Crónica, Reportaje - 16.07.2006
Brujo-Muñeco

Dos periodistas de Magazine se pasearon por los consultorios de brujos de tres pueblos nicaragüenses que se disputan la fama de tener los más y mejores especialistas en ciencias ocultas. Uno se hacía pasar por cliente y otro llegaba luego identificándose como periodista. Las historias que recogieron son tan disímiles como disparatadas

Dora Luz Romero y Octavio Enríquez
Fotos de Orlando Valenzuela

El día más fantástico en la carrera de bruja de Idalia Pavón fue cuando una mujer se apareció en su consultorio en Niquinohomo. Traía un dolor en el estómago insoportable y, según la curandera, estaba pálida. La desesperanza de la paciente era mayor, sobre todo después que los médicos tradicionales la habían desahuciado sin poder explicarle las aflicciones que la afectaban desde hacía varios meses.

Según Pavón, su paciente sorbió el purgante indicado para este tipo de casos, escuchó algunas oraciones que ella le hizo y fue en ese momento cuando vomitó una bola de pelos del tamaño de un limón dulce.

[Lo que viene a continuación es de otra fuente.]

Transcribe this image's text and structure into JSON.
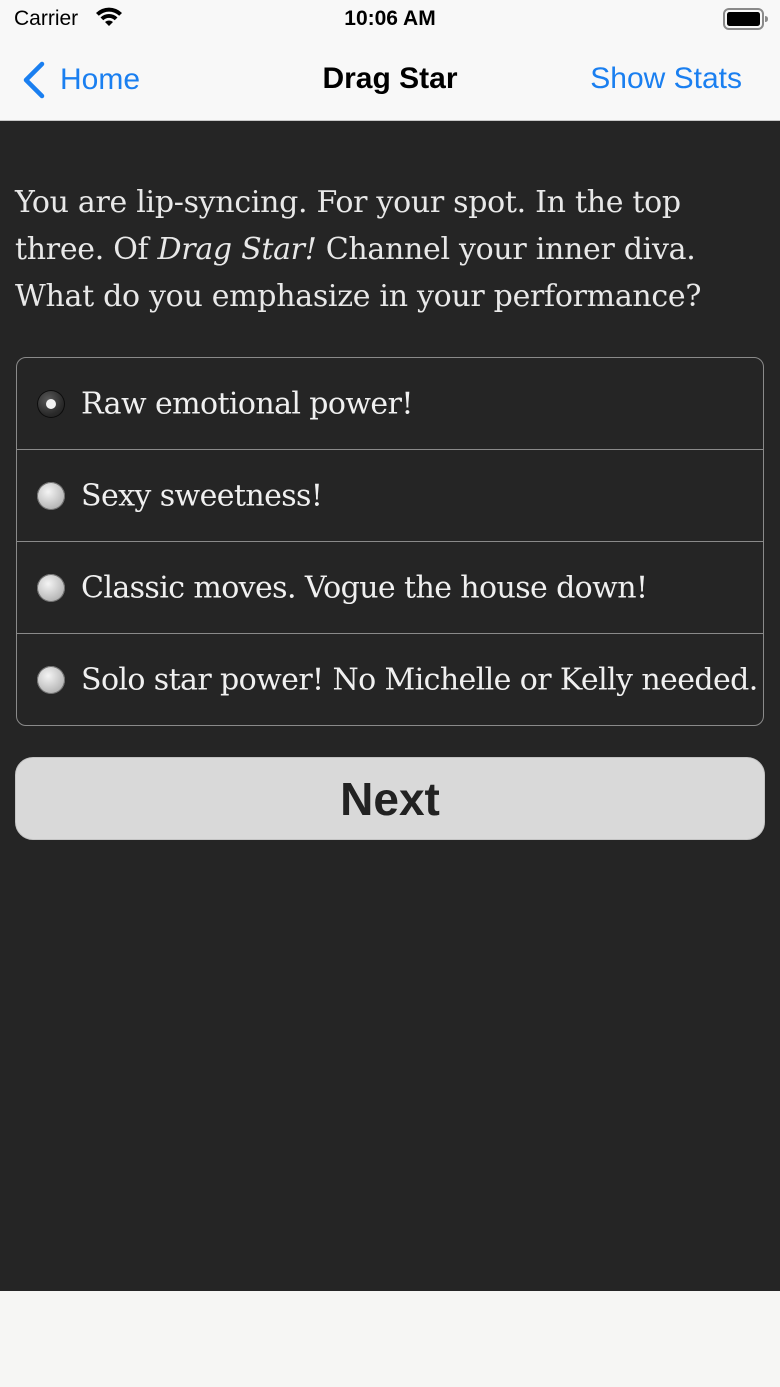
{
  "status_bar": {
    "carrier": "Carrier",
    "time": "10:06 AM",
    "wifi_icon": "wifi-icon",
    "battery_icon": "battery-icon"
  },
  "nav": {
    "back_label": "Home",
    "title": "Drag Star",
    "right_label": "Show Stats",
    "accent_color": "#1a7ff0"
  },
  "question": {
    "before": "You are lip-syncing. For your spot. In the top three. Of ",
    "emphasis": "Drag Star!",
    "after": " Channel your inner diva. What do you emphasize in your performance?"
  },
  "choices": [
    {
      "label": "Raw emotional power!",
      "selected": true
    },
    {
      "label": "Sexy sweetness!",
      "selected": false
    },
    {
      "label": "Classic moves. Vogue the house down!",
      "selected": false
    },
    {
      "label": "Solo star power! No Michelle or Kelly needed.",
      "selected": false
    }
  ],
  "next_button": {
    "label": "Next"
  },
  "colors": {
    "background": "#252525",
    "text": "#e8e8e8",
    "button": "#d9d9d9"
  }
}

La curandera, de uñas rojas y largas con unos dedos de alfiler llenos de anillos plateados, le da vuelta a un rollo de llaves, mientras cuenta maravillada esta historia. “Me sentí impactada con el caso de la mujer de la bola de pelos en el estómago, porque cuando uno come revisa hasta las piedritas que tiene la comida. ¿Cómo fue que se le metió eso en la panza? Yo no practico la magia negra, pero es obvio que fue obra de la magia negra. Yo lo que sé es que la gente ocupa fotos de las personas para hacerle daño. Usan oraciones. El viernes es un día especial para la maldad. Preguntan ustedes que cómo la gente expulsa una culebra de su estómago, pues lo hace a través de defecaciones. Casi siempre al afectado queda traumado al ver que le sale un animal”. Al contrario de lo que afirma, Pavón no parece estar perturbada, mucho menos parece estar asombrada, incluso se ríe de vez en cuando del caso.

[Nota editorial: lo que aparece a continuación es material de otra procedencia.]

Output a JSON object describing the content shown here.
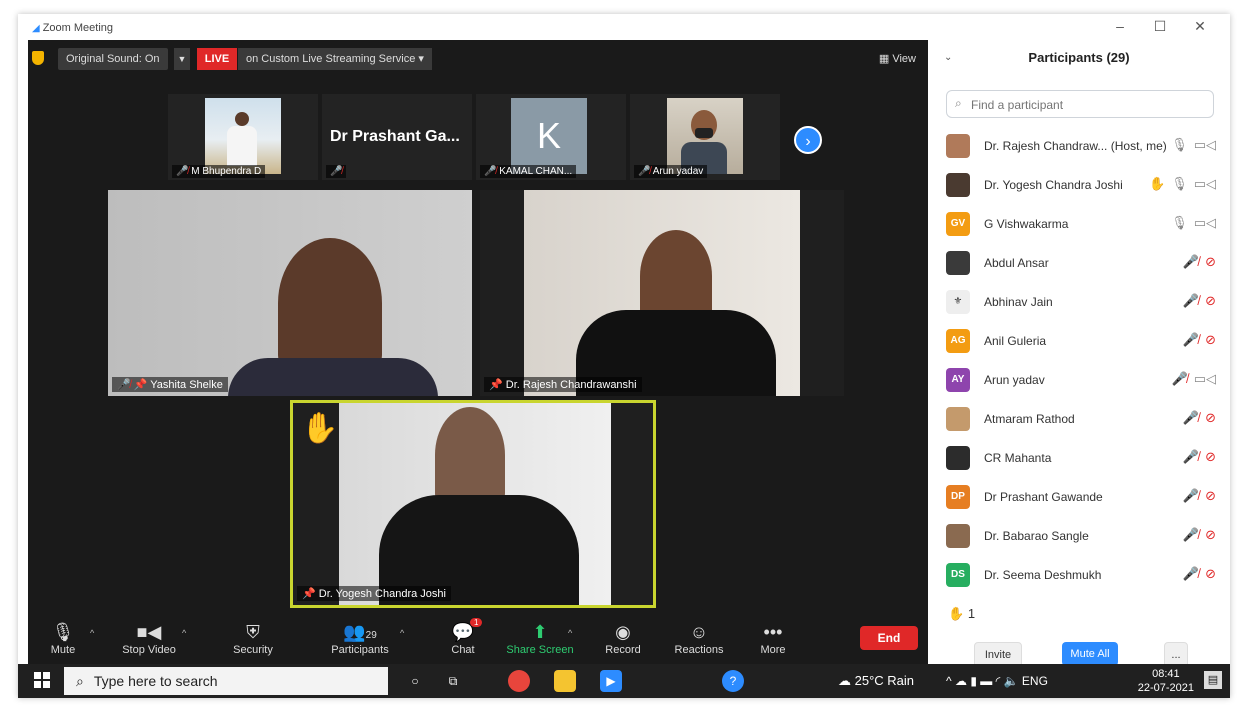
{
  "window": {
    "title": "Zoom Meeting",
    "controls": [
      "–",
      "☐",
      "✕"
    ]
  },
  "topbar": {
    "original_sound": "Original Sound: On",
    "live_badge": "LIVE",
    "stream_label": "on Custom Live Streaming Service",
    "view_label": "View"
  },
  "thumbnails": [
    {
      "name": "M Bhupendra D"
    },
    {
      "name": "Dr Prashant Ga..."
    },
    {
      "name": "KAMAL CHAN...",
      "initial": "K"
    },
    {
      "name": "Arun yadav"
    }
  ],
  "tiles": {
    "yashita": "Yashita Shelke",
    "rajesh": "Dr. Rajesh Chandrawanshi",
    "yogesh": "Dr. Yogesh Chandra Joshi"
  },
  "controls": {
    "mute": "Mute",
    "stop_video": "Stop Video",
    "security": "Security",
    "participants": "Participants",
    "participants_count": "29",
    "chat": "Chat",
    "chat_badge": "1",
    "share_screen": "Share Screen",
    "record": "Record",
    "reactions": "Reactions",
    "more": "More",
    "end": "End"
  },
  "panel": {
    "title": "Participants (29)",
    "search_placeholder": "Find a participant",
    "participants": [
      {
        "name": "Dr. Rajesh Chandraw...",
        "role": "(Host, me)",
        "avatar": "photo",
        "mic": "on",
        "video": "on"
      },
      {
        "name": "Dr. Yogesh Chandra Joshi",
        "avatar": "photo",
        "hand": true,
        "mic": "on",
        "video": "on"
      },
      {
        "name": "G Vishwakarma",
        "avatar_text": "GV",
        "avatar_color": "#f39c12",
        "mic": "on",
        "video": "on"
      },
      {
        "name": "Abdul Ansar",
        "avatar": "photo",
        "mic": "off",
        "video": "off"
      },
      {
        "name": "Abhinav Jain",
        "avatar": "photo",
        "mic": "off",
        "video": "off"
      },
      {
        "name": "Anil Guleria",
        "avatar_text": "AG",
        "avatar_color": "#f39c12",
        "mic": "off",
        "video": "off"
      },
      {
        "name": "Arun yadav",
        "avatar_text": "AY",
        "avatar_color": "#8e44ad",
        "mic": "off",
        "video": "on"
      },
      {
        "name": "Atmaram Rathod",
        "avatar": "photo",
        "mic": "off",
        "video": "off"
      },
      {
        "name": "CR Mahanta",
        "avatar": "photo",
        "mic": "off",
        "video": "off"
      },
      {
        "name": "Dr Prashant Gawande",
        "avatar_text": "DP",
        "avatar_color": "#e67e22",
        "mic": "off",
        "video": "off"
      },
      {
        "name": "Dr. Babarao Sangle",
        "avatar": "photo",
        "mic": "off",
        "video": "off"
      },
      {
        "name": "Dr. Seema Deshmukh",
        "avatar_text": "DS",
        "avatar_color": "#27ae60",
        "mic": "off",
        "video": "off"
      }
    ],
    "raised_hands": "1",
    "invite": "Invite",
    "mute_all": "Mute All",
    "more": "..."
  },
  "taskbar": {
    "search_placeholder": "Type here to search",
    "weather": "25°C  Rain",
    "language": "ENG",
    "time": "08:41",
    "date": "22-07-2021"
  }
}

Cuenta Pavón, como tratando de convencer a un incrédulo, que a su clínica, un cuarto color mantequilla con las fotos de sus padres encumbradas en la pared —un viejo de sombrero con mirada profunda y una mujer escrutadora que fueron brujos de este pueblo y heredaron el oficio a su hija— han llegado casos de gente atormentada por sapos en la barriga, o más dolorosos aún: serpientes que, como parásitos, han aprendido a alimentarse alojadas en tripas ajenas; una suerte de relatos que ha servido para alimentar fantasías entre los pueblerinos.